Created 06-02-2016 09:25 AM
When I try to import data using the command:
hbase -Dhbase.import.version=0.94 'tablename' /hdfs/exported-data
After a while I get Region too busy exception. This is the mapreduce Job Explanation:
Total maps: 14711 Complete: 526 Failed: 130 Kiled: 380 Successful: 526
What I see in the console is
2016-06-02 11:05:19,632 INFO [main] mapreduce.Job: Task Id : attempt_1464792187762_0003_m_000347_0, Status : FAILED Error: org.apache.hadoop.hbase.client.RetriesExhaustedWithDetailsException: Failed 1 action: RegionTooBusyException: 1 time, at org.apache.hadoop.hbase.client.AsyncProcess$BatchErrors.makeException(AsyncProcess.java:228) ...
What is causing this? I suspect that the compactions of hbase might be making region servers unresponsive.

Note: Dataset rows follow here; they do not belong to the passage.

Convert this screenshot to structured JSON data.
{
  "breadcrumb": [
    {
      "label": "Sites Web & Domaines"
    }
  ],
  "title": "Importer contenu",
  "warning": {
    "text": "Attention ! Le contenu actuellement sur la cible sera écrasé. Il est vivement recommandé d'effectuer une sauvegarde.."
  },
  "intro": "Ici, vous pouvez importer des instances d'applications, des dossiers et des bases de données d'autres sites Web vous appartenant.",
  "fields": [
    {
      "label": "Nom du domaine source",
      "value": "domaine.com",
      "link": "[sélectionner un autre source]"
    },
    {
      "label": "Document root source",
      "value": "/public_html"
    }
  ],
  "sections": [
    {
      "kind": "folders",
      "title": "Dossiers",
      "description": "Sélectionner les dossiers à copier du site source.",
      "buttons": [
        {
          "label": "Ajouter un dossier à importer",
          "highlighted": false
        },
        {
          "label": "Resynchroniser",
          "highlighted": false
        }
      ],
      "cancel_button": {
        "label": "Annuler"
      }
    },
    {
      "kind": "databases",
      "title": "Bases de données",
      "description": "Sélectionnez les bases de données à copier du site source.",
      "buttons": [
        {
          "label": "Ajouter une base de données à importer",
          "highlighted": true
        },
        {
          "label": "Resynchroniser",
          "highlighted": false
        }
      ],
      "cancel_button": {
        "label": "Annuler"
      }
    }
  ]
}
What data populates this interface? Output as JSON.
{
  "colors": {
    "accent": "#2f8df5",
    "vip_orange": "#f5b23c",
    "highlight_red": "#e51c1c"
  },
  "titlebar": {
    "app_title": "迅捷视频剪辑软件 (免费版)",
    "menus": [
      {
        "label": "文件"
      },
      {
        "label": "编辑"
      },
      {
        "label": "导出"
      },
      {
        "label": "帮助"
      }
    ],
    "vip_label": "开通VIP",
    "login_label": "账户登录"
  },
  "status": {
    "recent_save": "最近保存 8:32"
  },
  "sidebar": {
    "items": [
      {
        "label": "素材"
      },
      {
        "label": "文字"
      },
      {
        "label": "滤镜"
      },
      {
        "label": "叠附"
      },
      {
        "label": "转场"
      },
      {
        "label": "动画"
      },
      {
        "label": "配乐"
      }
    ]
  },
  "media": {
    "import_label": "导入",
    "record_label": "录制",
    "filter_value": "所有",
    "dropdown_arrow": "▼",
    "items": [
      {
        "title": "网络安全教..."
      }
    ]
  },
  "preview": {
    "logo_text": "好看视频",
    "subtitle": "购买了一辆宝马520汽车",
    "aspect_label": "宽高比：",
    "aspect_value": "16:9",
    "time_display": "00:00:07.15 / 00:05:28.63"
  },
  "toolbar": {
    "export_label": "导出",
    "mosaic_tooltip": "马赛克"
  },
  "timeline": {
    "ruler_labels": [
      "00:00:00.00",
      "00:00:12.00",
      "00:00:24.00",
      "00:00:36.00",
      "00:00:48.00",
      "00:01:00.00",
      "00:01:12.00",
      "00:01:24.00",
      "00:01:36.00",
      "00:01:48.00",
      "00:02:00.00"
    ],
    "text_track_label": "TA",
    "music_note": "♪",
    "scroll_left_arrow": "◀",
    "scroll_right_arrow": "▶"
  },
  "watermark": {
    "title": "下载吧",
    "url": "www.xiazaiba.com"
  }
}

How do I solve it?
Created 06-09-2016 12:47 PM
It wasn't the problem with compactions but the number of map jobs.
The solution was to change the YARN scheduler from Memory (default) to CPU: inside Ambari interface (I'm using Apache Ambari 2.2.2.0): YARN -> Configs -> Enable CPU Node Scheduling.
It's also possible to find that setting in Hadoop's capacity-scheduler.xml
<property> <name>yarn.scheduler.capacity.resource-calculator</name> <value>org.apache.hadoop.yarn.util.resource.DominantResourceCalculator</value> </property>
What really happened:
The cluster consists of 20 nodes that have more than 1TB of RAM. YARN has 800GB of RAM available for the jobs. Because YARN uses memory for calculation of number of containers it assigned about 320 containers for map jobs (800GB / 2,5GB(per MapReduce2 job) = 320 jobs!!!). This was like flooding our own servers with processes and requests.
When changing that to CPU YARN capacity scheduling it changed it's formula for number of containers to 20nodes * 6Virtual_Cores = 120 processes which is much more manageable (and works fine for now).
Created 05-29-2019 01:25 PM
I have faced exact issue, when trying to import around 2 TB data into HBase.
There are following ways which can solve the issue.
1. Increase hbase.hregion.memstore.block.multiplier = 8
2. increase % of RegionServer Allocated to Write Buffers from 40% to 60%.
3. Pre Split Hbase Table using start key of same Table that's might be exist on another cluster using below command.
create '<HbaseTableName>',{ NAME => '<ColumnFamily>', COMPRESSION => '<Compression>'}, SPLITS=> ['<startkey1>','<startkey2>','<startkey3>','<startkey4>','<startkey5>']
Hbase Presplit enable multiple region servers can handle writes concurrently.
Note: Basically this issue is appearing due to bulk write to Hbase.
Created 05-31-2019 08:27 AM
Really helpful. Worked for my production system.